Peptide-to-protein distribution versus a competition for significance to estimate error rate in blood protein identification.

机构信息

Department of Chemistry and Biology, Ryerson University, Toronto, Ontario, Canada M5B 2K3.

出版信息

Anal Biochem. 2011 Apr 15;411(2):241-53. doi: 10.1016/j.ab.2010.12.003. Epub 2010 Dec 5.

Abstract

The simplest model-that authentic tandem mass spectrometry (MS/MS) spectra are no different from noise, random spectra, or false-positive results-may be directly examined by chi-square comparison of the peptide-to-protein distribution. The peptide-to-protein distribution of a set of 4151 redundant blood proteins identified by X!TANDEM indicated that there is a low probability that the authentic data were the same as noise, random spectra, or false-positive correlations (P<0.0001). In contrast, a competition for significance failed to distinguish approximately 90% of authentic blood proteins from those of noise, random spectra, or false-positive results (P<0.01) and apparently incurred a large type II error (false negative). The chi-square test of peptide-to-protein frequency distributions was found to be an efficient means to distinguish authentic data from false-positive results.

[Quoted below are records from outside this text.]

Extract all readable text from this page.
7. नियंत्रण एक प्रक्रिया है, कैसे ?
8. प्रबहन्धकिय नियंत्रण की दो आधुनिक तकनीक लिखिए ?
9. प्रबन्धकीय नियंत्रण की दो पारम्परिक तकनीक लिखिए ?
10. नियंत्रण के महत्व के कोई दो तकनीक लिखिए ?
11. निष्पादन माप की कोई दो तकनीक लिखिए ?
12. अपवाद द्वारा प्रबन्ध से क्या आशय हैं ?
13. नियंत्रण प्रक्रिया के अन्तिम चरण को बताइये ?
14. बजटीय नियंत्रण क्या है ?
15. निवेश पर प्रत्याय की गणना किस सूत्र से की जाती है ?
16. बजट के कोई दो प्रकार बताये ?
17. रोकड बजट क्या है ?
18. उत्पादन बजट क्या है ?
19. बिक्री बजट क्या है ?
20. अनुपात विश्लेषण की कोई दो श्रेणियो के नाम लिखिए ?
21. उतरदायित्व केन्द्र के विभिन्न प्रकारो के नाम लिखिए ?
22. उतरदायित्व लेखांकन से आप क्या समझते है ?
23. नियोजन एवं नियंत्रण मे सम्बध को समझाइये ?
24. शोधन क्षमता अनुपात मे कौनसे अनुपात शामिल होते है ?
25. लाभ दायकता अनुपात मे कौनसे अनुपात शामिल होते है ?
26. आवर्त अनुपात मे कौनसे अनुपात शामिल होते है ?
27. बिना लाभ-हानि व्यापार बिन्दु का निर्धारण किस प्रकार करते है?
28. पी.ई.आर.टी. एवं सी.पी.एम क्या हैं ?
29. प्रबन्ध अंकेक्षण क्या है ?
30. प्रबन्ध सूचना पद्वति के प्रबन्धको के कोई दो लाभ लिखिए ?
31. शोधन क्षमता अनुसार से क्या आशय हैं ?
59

Frequency-based statistics unambiguously demonstrated that proteins can be identified by liquid chromatography-electrospray ionization-MS/MS from human blood with acceptable confidence. Thus, the chi-square fit of the peptide-to-protein distribution could distinguish authentic data from random or false-positive data, but the score distribution method could not separate real results from false results.

摘要

最简单的模型——即真实串联质谱 (MS/MS) 谱与噪声、随机谱或假阳性结果没有区别——可以通过对肽与蛋白分布的卡方比较直接检验。通过 X!TANDEM 鉴定的 4151 种冗余血液蛋白的肽与蛋白分布表明,真实数据与噪声、随机谱或假阳性相关性相同的可能性很低 (P<0.0001)。相比之下,竞争显著性未能将大约 90%的真实血液蛋白与噪声、随机谱或假阳性结果区分开来 (P<0.01),显然会产生较大的第二类错误(假阴性)。肽与蛋白频率分布的卡方检验被发现是区分真实数据与假阳性结果的有效手段。基于频率的统计数据明确表明,通过液相色谱-电喷雾电离-MS/MS 可以从人血液中可靠地鉴定蛋白质。因此,肽与蛋白分布的卡方拟合可以区分真实数据与随机或假阳性数据,但得分分布方法无法区分真实结果与假结果。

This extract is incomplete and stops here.